Seagate CFO dishes dirt on HAMR capacities

Seagate CFO Gianluca Romano openly talked about the company’s HAMR disk drive capacity point schedule at a Bank of America 2023 Global Technology conference.

He revealed actual capacity points, timing and other aspects in details we haven’t encountered until now. HAMR (Heat-Assisted Magnetic Recording) is Seagate’s follow-on technology to conventional Perpendicular Magnetic Recording (PMR), which is approaching the limit of its ability to decrease bit size on a disk platter before the written bits lose stability and flip from zero to one and vice versa.

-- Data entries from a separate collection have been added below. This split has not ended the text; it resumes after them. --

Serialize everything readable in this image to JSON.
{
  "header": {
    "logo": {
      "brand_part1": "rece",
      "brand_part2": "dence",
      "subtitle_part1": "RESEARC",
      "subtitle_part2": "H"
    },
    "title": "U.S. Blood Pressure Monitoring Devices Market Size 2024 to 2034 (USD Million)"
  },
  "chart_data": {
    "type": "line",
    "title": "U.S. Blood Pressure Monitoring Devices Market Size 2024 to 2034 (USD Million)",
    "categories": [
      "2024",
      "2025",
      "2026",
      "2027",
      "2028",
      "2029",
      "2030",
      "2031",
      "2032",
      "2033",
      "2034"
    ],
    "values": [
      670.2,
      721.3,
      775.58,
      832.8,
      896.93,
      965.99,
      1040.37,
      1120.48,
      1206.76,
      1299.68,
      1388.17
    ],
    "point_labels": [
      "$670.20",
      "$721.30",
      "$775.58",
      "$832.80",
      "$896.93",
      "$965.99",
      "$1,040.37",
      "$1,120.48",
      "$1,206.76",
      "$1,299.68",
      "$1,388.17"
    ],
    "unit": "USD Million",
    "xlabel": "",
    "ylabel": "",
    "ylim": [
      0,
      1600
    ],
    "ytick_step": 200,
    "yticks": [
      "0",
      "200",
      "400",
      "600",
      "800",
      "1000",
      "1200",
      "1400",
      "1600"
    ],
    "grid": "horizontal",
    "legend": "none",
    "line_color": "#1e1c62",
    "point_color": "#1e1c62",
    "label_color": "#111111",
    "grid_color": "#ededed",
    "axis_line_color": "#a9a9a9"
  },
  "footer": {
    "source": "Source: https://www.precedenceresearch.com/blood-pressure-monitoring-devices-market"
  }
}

HAMR uses a more stable recording medium that needs heating before writing a bit which is then stable at room temperature. Seagate hopes to get a capacity jump on its competitors who are delaying their use of the technology.

Gianluca Romano, Seagate
Gianluca Romano

Romano said: “HAMR is growing very well. It’s growing actually a little bit faster than what we were expecting just a few months ago. So we are starting to ship already last quarter and this quarter for qualification … Probably you will see a good volume from HAMR that can start to impact our P&L, I would say, in three to four quarters from now.”

He said that, with HAMR “you can grow in capacity per unit without increasing the bill of materials.” That’s because the drives, at the top capacity point, keep a 10-platter, 20-head configuration as capacity increases in a stepped way. With PMR, the recent drive capacity increases have come from upping the platter count from 8 to 9 to 10 with the current 20TB PMR drives, limiting the $/TB cost decrease. That restriction goes away with HAMR.

The first HAMR drives will have a 32TB capacity level. Romano said: “The following product will be a 36-terabyte and will still be based on 10 disks and 20 heads. So all the increase is coming through areal density.

“The following one, 40TB, still has the same 10 disks and 20 heads. And also the 50, we said at our earnings release, in our lab, we are already running individual disk at 5 terabytes [per platter]. So we can increase capacity by a lot without increasing the cost per unit because it’s the same bill of materials.” 

The sequence then is 32TB, 36TB, 40TB and 50TB. The time interval between these capacity levels is longer than with PMR drives. Romano said: “With PMR, we were able to have a new product basically every 12 months, 15 months, and maybe take a little bit longer, but not much longer. So I would say probably every 18, 20 months. So a little bit longer [for HAMR], but of course, increased capacity is much bigger.”

What about the PMR drive progression? “We are not developing any PMR after the 24TB. So we have a 24TB coming out soon, next few months … That is the last PMR product” at a high capacity point apart from a 28TB shingled drive. The high capacity drives have a limited set of customers. “I think all the cloud guys will focus on the high capacity. They will want to have an HAMR 36 terabytes compared to a PMR 24, to me [that] makes a lot of sense.” 

Lower capacity PMR replacement by HAMR

One of the great advantages of HAMR technology is the opportunity to replace lower-than-32TB capacity PMR drives with HAMR ones at the same capacity point – but with fewer platters and heads. This would lower the cost of making them, the bill of materials. For example, a 10-platter 20TB PMR drive for the video surveillance market could be replaced by a 5-platter HAMR drive with 50 percent fewer heads and platters.

Romano said: “It’s a huge difference in bill of materials, a huge difference in cost.” 

Seagate anticipates passing some of that lower cost to customers in terms of a lower purchase price but would keep the the bulk to itself and so increase its profit margin per drive. “It’s not that we need to give all that cost to customers. We give a little bit of that cost benefit to customers and the rest of the benefit should stay with Seagate …  improving our gross margin at very different capacity points using the new technology,” said Romano.

“That is the main focus, the main strategy of the company and why we’ve spent so much money in developing HAMR in the last more than 10 years.”

Of course HAMR technology has to deliver these benefits to Seagate. If it goes as planned, Toshiba and Western Digital will be unable to keep up with Seagate’s 4TB per HAMR generation capacity increments and also have a higher bill of materials at the lower capacity points, giving Seagate pricing headroom.

If HAMR technology fails to yield these benefits, Seagate has no ability to use the intervening ePMR and MAMR technologies being used by Toshiba and Western Digital. A failed HAMR future would be a potential problem for Seagate.